Una de las piezas más valiosas, sorpresivamente de la puesta, son los once hijos de Jacob, que en otros montajes se convierten en una masa hegemónica sin ningún tipo de chiste, y que en esta versión encuentran individualidad, sí desde la caricatura, a la Siete Enanitos de Blanca Nieves, pero con mucho encanto. Entre ellos, Mauricio Hernández que va pintando las escenas en las que aparece junto a sus hermanos de una bobería ridículamente tierna, pero en especial Andrés Elvira, que como Simeón (aparentemente francés en esta versión) hace de «Días de Canaan» la escena más hilarante y memorable de todo el montaje. Una amenaza 360 que entre canto, baile y comedia se mete al público como monedas en el bolsillo y termina su número recordándonos que en él tenemos a uno de los mejores representantes de nuestro pequeño tianguis teatral y que sí, tenemos que empezar a aprovecharlo mucho más.
José El Soñador no tiene pies ni cabeza. En su virtud de ser un lienzo en blanco, y su defecto de ser un musical estirado para poder presentarse en West End a inicio de los 70, la obra lo es todo y nada a la vez. En José El Soñador uno no va a encontrar coherencia, ni siquiera se puede buscar los grandes dones de Lloyd Webber y Tim Rice, que en ese momento estaban más preocupados por experimentar y descubrir, razón por la cuál José es una ensalada del chef que incluye pop, country, calipso, rock n roll y más, que es precisamente por eso que no se le puede juzgar con lupa. Momentos cowboy de rodeo en Canaan, como flappers en Egipto y caribeños en la escena más dramática del show que finaliza el Acto 2, todo resulta válido en José El Soñador, porque como mencioné antes, es el lugar para jugar a ser Pollock.

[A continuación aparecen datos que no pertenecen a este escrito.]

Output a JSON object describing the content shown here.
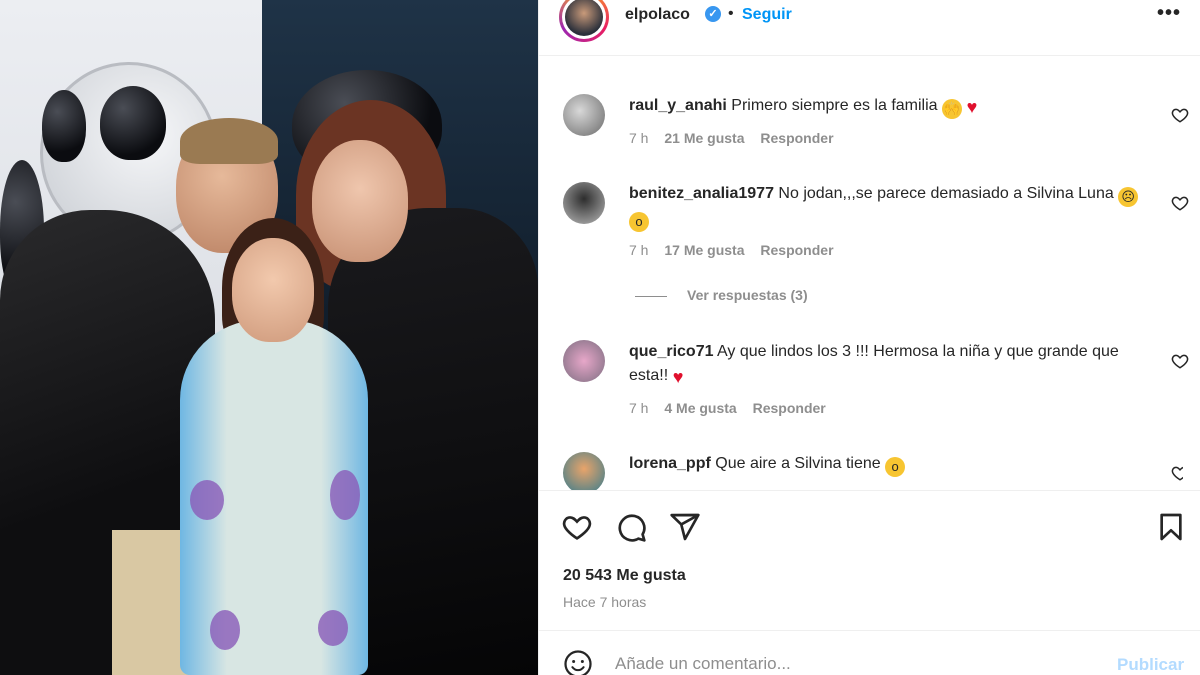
{
  "header": {
    "username": "elpolaco",
    "separator": "•",
    "follow_label": "Seguir",
    "more_label": "•••"
  },
  "comments": [
    {
      "user": "raul_y_anahi",
      "text": "Primero siempre es la familia",
      "emojis": [
        "praying-hands",
        "red-heart"
      ],
      "time": "7 h",
      "likes": "21 Me gusta",
      "reply": "Responder"
    },
    {
      "user": "benitez_analia1977",
      "text": "No jodan,,,se parece demasiado a Silvina Luna",
      "emojis": [
        "sad-face",
        "astonished-face"
      ],
      "time": "7 h",
      "likes": "17 Me gusta",
      "reply": "Responder"
    },
    {
      "user": "que_rico71",
      "text": "Ay que lindos los 3 !!! Hermosa la niña y que grande que esta!!",
      "emojis": [
        "red-heart"
      ],
      "time": "7 h",
      "likes": "4 Me gusta",
      "reply": "Responder"
    },
    {
      "user": "lorena_ppf",
      "text": "Que aire a Silvina tiene",
      "emojis": [
        "astonished-face"
      ]
    }
  ],
  "view_replies": "Ver respuestas (3)",
  "post": {
    "likes": "20 543 Me gusta",
    "time": "Hace 7 horas"
  },
  "add_comment": {
    "placeholder": "Añade un comentario...",
    "publish_label": "Publicar"
  },
  "icons": {
    "like": "heart-icon",
    "comment": "comment-icon",
    "share": "paper-plane-icon",
    "save": "bookmark-icon",
    "emoji": "smiley-icon"
  },
  "colors": {
    "link_blue": "#0095f6",
    "publish_disabled": "#b3dbff",
    "verified": "#3897f0",
    "heart_red": "#e0102d"
  }
}
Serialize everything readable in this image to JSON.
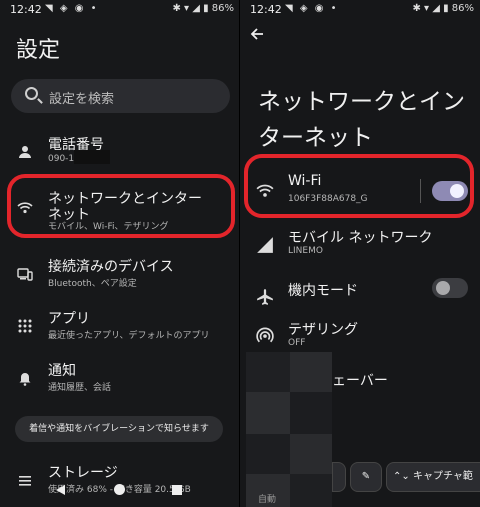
{
  "left": {
    "status": {
      "time": "12:42",
      "icons": "◥ ◈ ◉ •",
      "right": "✱ ▾ ◢ ▮ 86%"
    },
    "title": "設定",
    "search": {
      "placeholder": "設定を検索"
    },
    "items": [
      {
        "icon": "person-icon",
        "title": "電話番号",
        "subtitle": "090-1"
      },
      {
        "icon": "wifi-icon",
        "title": "ネットワークとインターネット",
        "subtitle": "モバイル、Wi-Fi、テザリング"
      },
      {
        "icon": "devices-icon",
        "title": "接続済みのデバイス",
        "subtitle": "Bluetooth、ペア設定"
      },
      {
        "icon": "apps-icon",
        "title": "アプリ",
        "subtitle": "最近使ったアプリ、デフォルトのアプリ"
      },
      {
        "icon": "bell-icon",
        "title": "通知",
        "subtitle": "通知履歴、会話"
      },
      {
        "icon": "storage-icon",
        "title": "ストレージ",
        "subtitle": "使用済み 68% - 空き容量 20.5 GB"
      }
    ],
    "toast": "着信や通知をバイブレーションで知らせます"
  },
  "right": {
    "status": {
      "time": "12:42",
      "icons": "◥ ◈ ◉ •",
      "right": "✱ ▾ ◢ ▮ 86%"
    },
    "title": "ネットワークとインターネット",
    "items": [
      {
        "icon": "wifi-icon",
        "title": "Wi-Fi",
        "subtitle": "106F3F88A678_G",
        "toggle": true
      },
      {
        "icon": "signal-icon",
        "title": "モバイル ネットワーク",
        "subtitle": "LINEMO"
      },
      {
        "icon": "airplane-icon",
        "title": "機内モード",
        "toggle": false
      },
      {
        "icon": "hotspot-icon",
        "title": "テザリング",
        "subtitle": "OFF"
      },
      {
        "icon": "dns-icon",
        "title": "ェーバー"
      }
    ],
    "pills": {
      "edit_icon": "✎",
      "capture": "キャプチャ範"
    },
    "bottom_text": "自動"
  }
}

Ese detalle pudiera no entenderse por completo, y comprendería a cualquiera que dijera, «A mí José no me hizo mucho sentido». Válido. Como válido es aquél que sale volado con los trucos animados, o recordando entre sueños «no perder la fé». José El Soñador es un musical polarizante. Creado desde génesis no para competir contra los grandes de West End, ni siquiera del mismo Lloyd Webber, que en su búsqueda de una identidad eventualmente nos entregó maravillas como Phantom o Sunset Boulevard, pero para apelar a un público joven despertando a descubrir el arte del teatro musical. Un primer plato en una degustación que más adelante se pone verdaderamente deliciosa, pero que, con suerte, atrapa lo suficiente a esos nuevos a las butacas de un teatro, para que se queden un rato más a disfrutar de todo lo demás que se les puede ofrecer.
José El Soñador se presenta de jueves a domingo en el Centro Cultural Teatro 1, ojo, hasta el 27 de marzo. La temporada es corta, no digan que no les advertimos.